Industrial security How secure is your company?

Malfunctions and viruses, e.g., from the office environment, can be transferred directly to the production area.

Solution: Network segmentation

By splitting large networks into small segments, data exchange between the various zones, such as between production and the office or between different system parts, can be controlled. The individual segments can be separated by using VLANs or firewalls. Routers or layer 3 switches then need to be used for communication between the individual network segments. These devices intercept typical network errors, preventing them from spreading further to the rest of the network.

Malware is generally designed to spread to neighboring systems and infect them as well. One example of this is the WannaCry malware that infected unpatched Windows systems.

Solution: Restricting communication

The spread of malware can be restricted or prevented by using firewalls. If you were to eliminate all of the communication options that are not technically necessary, many of these attacks would not even be possible. In addition, industrial integrity monitoring (e.g., CIM) helps you detect and halt the impact of changes and manipulations to Windows-based systems, such as controllers, operator interfaces, or PCs, in good time.

Criminals can copy data or make changes to the system via an open Internet connection.

Solution: Encrypted data transmission

It should not be possible to access automation systems from the Internet. This protection is achieved by using a firewall for Internet access, which restricts all incoming traffic as well as the outgoing traffic to the requisite, authorized connections.
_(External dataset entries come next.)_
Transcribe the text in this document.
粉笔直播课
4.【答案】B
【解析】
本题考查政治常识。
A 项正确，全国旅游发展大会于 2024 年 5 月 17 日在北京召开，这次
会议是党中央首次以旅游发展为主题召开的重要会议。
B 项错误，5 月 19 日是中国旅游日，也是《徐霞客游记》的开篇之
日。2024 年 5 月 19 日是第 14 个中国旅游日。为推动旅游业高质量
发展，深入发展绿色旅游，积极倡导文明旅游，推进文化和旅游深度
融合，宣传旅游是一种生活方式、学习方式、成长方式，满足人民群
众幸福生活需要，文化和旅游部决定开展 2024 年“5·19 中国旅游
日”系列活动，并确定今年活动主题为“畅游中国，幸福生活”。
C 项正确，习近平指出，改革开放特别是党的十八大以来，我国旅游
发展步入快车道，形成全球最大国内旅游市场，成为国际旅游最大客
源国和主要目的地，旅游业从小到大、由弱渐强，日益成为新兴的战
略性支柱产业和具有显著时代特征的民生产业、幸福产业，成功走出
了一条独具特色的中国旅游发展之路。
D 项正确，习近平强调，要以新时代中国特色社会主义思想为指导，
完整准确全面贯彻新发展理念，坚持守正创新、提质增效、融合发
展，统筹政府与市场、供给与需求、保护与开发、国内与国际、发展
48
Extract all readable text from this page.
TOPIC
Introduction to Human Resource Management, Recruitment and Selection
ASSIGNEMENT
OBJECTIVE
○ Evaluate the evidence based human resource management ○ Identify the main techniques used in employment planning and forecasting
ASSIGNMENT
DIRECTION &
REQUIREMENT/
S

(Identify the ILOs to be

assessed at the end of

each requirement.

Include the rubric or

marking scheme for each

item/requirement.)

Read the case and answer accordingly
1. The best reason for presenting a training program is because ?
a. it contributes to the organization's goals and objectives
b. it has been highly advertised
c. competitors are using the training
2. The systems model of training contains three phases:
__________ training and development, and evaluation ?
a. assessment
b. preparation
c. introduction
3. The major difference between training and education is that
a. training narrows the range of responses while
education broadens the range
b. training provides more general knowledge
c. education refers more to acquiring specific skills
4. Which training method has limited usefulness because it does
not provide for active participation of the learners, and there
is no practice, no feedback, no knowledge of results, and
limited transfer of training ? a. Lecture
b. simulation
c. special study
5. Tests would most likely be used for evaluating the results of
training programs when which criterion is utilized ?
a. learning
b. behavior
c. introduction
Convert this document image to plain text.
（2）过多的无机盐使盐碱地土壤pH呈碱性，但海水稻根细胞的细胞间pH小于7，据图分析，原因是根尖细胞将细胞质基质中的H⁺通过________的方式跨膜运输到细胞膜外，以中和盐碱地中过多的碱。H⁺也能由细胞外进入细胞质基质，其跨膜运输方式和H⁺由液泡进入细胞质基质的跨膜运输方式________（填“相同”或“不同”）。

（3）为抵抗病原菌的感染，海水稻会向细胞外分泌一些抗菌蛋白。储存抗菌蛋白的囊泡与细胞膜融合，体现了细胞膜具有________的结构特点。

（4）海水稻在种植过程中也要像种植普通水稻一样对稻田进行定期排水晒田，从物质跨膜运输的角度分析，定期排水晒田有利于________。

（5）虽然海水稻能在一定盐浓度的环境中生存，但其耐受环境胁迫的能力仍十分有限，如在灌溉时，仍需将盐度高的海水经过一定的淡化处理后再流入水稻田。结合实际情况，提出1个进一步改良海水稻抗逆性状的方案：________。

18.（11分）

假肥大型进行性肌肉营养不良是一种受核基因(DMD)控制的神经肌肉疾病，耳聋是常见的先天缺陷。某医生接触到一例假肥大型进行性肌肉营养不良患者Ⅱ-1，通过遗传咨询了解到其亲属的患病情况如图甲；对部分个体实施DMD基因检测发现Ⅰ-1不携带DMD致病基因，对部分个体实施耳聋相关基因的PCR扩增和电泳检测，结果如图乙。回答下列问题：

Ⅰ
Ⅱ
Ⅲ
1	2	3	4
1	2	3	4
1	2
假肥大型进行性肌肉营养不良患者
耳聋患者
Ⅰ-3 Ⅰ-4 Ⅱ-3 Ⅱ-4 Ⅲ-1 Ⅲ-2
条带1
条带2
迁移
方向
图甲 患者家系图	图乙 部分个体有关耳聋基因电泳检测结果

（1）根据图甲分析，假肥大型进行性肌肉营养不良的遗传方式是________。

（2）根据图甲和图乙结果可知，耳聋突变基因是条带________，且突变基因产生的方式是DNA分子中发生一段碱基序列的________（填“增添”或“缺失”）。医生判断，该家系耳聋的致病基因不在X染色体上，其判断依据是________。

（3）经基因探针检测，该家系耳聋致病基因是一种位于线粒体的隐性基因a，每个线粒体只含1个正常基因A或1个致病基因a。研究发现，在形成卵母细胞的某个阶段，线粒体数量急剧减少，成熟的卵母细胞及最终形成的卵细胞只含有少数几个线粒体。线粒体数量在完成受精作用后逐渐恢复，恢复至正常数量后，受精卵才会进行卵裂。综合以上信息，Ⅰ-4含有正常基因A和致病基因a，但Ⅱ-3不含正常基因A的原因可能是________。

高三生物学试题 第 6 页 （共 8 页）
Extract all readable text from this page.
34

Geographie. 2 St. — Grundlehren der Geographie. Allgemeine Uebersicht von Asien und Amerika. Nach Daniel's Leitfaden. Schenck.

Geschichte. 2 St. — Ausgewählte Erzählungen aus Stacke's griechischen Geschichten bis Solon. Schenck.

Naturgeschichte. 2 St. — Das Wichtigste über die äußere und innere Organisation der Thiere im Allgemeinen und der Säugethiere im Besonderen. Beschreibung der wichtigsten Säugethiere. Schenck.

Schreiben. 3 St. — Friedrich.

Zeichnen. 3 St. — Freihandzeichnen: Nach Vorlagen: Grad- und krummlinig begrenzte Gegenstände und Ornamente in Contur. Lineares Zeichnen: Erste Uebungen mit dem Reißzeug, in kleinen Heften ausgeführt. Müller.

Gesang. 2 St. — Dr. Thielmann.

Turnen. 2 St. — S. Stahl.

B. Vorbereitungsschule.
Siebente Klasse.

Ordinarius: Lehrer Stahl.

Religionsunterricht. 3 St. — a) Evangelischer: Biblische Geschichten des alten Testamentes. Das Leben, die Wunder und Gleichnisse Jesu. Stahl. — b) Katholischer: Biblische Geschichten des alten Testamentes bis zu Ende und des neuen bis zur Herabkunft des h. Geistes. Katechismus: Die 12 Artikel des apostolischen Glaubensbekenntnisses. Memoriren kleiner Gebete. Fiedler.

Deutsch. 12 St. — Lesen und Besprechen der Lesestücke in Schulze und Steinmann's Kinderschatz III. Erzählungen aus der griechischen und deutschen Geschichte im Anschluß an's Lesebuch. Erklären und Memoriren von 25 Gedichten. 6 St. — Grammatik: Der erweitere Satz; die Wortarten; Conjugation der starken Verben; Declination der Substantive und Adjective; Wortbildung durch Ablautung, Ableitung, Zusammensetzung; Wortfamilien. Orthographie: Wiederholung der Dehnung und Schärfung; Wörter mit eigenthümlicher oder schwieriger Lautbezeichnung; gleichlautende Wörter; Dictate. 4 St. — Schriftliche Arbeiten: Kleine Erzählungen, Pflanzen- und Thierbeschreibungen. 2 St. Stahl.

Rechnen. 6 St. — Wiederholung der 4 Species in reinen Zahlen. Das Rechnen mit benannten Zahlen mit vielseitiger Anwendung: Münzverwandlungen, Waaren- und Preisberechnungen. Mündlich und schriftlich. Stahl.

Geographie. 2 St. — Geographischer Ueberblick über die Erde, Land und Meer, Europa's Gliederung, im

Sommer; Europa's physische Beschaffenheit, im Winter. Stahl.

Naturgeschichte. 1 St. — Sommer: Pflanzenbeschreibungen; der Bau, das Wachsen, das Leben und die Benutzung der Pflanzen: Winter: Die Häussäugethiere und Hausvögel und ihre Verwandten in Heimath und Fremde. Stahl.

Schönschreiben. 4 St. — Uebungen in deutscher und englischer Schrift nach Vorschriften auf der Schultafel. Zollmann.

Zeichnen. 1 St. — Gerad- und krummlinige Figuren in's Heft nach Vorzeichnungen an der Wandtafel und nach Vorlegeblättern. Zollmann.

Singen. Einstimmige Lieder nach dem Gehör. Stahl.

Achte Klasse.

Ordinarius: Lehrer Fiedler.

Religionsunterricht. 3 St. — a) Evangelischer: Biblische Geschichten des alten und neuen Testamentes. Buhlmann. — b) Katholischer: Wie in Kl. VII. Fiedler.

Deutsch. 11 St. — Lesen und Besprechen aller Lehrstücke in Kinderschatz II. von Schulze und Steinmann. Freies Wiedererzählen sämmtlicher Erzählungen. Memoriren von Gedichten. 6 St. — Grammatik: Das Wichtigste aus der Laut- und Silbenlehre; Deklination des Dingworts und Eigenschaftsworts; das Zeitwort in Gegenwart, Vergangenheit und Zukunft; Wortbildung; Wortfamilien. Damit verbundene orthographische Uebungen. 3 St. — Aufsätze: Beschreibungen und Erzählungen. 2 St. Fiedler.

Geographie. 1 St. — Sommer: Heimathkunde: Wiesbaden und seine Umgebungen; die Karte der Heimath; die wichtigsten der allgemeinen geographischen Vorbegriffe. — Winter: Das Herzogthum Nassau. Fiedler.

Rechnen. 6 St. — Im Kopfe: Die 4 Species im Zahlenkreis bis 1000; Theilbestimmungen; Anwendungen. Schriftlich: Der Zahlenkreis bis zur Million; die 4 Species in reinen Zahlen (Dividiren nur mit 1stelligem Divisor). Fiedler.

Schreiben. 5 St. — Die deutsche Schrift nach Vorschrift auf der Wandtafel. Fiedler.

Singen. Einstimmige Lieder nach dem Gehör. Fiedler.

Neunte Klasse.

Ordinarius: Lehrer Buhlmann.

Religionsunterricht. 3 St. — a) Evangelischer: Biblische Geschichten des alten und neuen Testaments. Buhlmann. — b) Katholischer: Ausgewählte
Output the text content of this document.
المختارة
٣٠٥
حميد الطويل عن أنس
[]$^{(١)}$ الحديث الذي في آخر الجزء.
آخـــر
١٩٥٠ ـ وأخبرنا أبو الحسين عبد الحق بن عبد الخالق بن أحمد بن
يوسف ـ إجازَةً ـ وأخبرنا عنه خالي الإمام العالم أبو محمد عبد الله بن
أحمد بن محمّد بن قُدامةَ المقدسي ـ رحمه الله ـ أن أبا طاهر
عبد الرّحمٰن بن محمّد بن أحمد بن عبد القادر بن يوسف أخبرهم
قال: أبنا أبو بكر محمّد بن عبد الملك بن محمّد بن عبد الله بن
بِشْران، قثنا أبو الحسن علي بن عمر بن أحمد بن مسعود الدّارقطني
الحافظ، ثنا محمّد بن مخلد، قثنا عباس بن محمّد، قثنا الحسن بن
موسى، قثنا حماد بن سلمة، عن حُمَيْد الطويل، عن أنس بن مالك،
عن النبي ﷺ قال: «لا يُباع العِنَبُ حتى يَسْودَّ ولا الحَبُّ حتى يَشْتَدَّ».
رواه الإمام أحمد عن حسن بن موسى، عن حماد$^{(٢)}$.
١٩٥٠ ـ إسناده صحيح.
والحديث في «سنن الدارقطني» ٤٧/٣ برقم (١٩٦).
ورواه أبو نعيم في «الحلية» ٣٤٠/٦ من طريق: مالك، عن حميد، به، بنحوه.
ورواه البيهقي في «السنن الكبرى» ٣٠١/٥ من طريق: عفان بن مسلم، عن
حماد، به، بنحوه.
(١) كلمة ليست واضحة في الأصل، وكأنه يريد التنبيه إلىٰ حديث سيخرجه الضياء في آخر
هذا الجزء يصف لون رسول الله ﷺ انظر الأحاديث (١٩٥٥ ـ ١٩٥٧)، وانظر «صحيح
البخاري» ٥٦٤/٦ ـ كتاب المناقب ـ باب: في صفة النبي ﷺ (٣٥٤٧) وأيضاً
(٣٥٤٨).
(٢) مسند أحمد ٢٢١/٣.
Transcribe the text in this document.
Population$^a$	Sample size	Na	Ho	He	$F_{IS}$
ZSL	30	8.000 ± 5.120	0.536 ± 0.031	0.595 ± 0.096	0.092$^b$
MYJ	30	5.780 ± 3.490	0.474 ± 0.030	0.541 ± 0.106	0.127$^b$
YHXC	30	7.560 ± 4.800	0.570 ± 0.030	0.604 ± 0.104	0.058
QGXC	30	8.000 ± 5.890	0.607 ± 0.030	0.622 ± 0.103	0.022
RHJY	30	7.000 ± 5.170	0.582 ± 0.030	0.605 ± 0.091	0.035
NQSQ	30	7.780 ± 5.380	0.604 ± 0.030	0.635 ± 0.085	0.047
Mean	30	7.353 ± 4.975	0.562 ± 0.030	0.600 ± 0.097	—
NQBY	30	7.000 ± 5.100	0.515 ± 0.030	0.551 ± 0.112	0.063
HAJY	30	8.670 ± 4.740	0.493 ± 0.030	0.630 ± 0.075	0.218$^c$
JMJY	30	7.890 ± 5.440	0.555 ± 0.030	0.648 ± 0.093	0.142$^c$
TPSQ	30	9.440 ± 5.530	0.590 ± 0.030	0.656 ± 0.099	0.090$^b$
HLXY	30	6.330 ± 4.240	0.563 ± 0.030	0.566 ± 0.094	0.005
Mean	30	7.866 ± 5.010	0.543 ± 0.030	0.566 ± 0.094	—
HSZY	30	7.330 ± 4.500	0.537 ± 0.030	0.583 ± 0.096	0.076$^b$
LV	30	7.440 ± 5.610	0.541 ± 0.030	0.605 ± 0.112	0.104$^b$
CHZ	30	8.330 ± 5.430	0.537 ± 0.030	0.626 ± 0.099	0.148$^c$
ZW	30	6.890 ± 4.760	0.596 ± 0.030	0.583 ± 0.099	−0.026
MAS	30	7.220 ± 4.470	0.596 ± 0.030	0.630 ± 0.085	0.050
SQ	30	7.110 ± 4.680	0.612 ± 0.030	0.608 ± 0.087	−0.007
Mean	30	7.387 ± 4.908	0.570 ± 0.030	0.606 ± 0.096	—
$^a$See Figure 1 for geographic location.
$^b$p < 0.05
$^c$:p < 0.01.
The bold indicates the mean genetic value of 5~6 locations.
All wide area connections should be encrypted, for example by VPN with IPsec.

Infected hardware, such as USB sticks or laptops, can transfer malware to the network.

Solution: Protect ports

Using the port security function, you can make settings directly on your network components preventing unknown devices from exchanging data with the network. Furthermore, any available ports that are not required should be switched off. Some components also offer the option of sending alerts via SNMP and signal contact if unauthorized access to the network is registered.

Changes are inadvertently made to the wrong system from a remote location.

Solution: Secure remote access

Secure remote access to one or more machines can be implemented using different technological solutions. First, outbound communication can be encrypted, such as via IPsec or OpenVPN. Second, remote maintenance can be initiated via a key switch on the machine.

This ensures that only intended changes are made to the machine. At the same time, the key switch also enables the communication rules in the network to be blocked while remote maintenance is being carried out.

Unauthorized smart devices connect themselves via the WLAN interface.

Solution: Secure WLAN password assignment

If WLAN passwords are known and have not been changed in a long time, this also affords third parties uncontrolled access to the machine network. WLAN components from Phoenix Contact therefore enable automated key management by the machine control system. This means that secure WLAN machine access can be easily implemented in the form of one-time passwords.

In addition, WLAN communication can be protected and isolated from the rest of the network using a demilitarized zone (DMZ).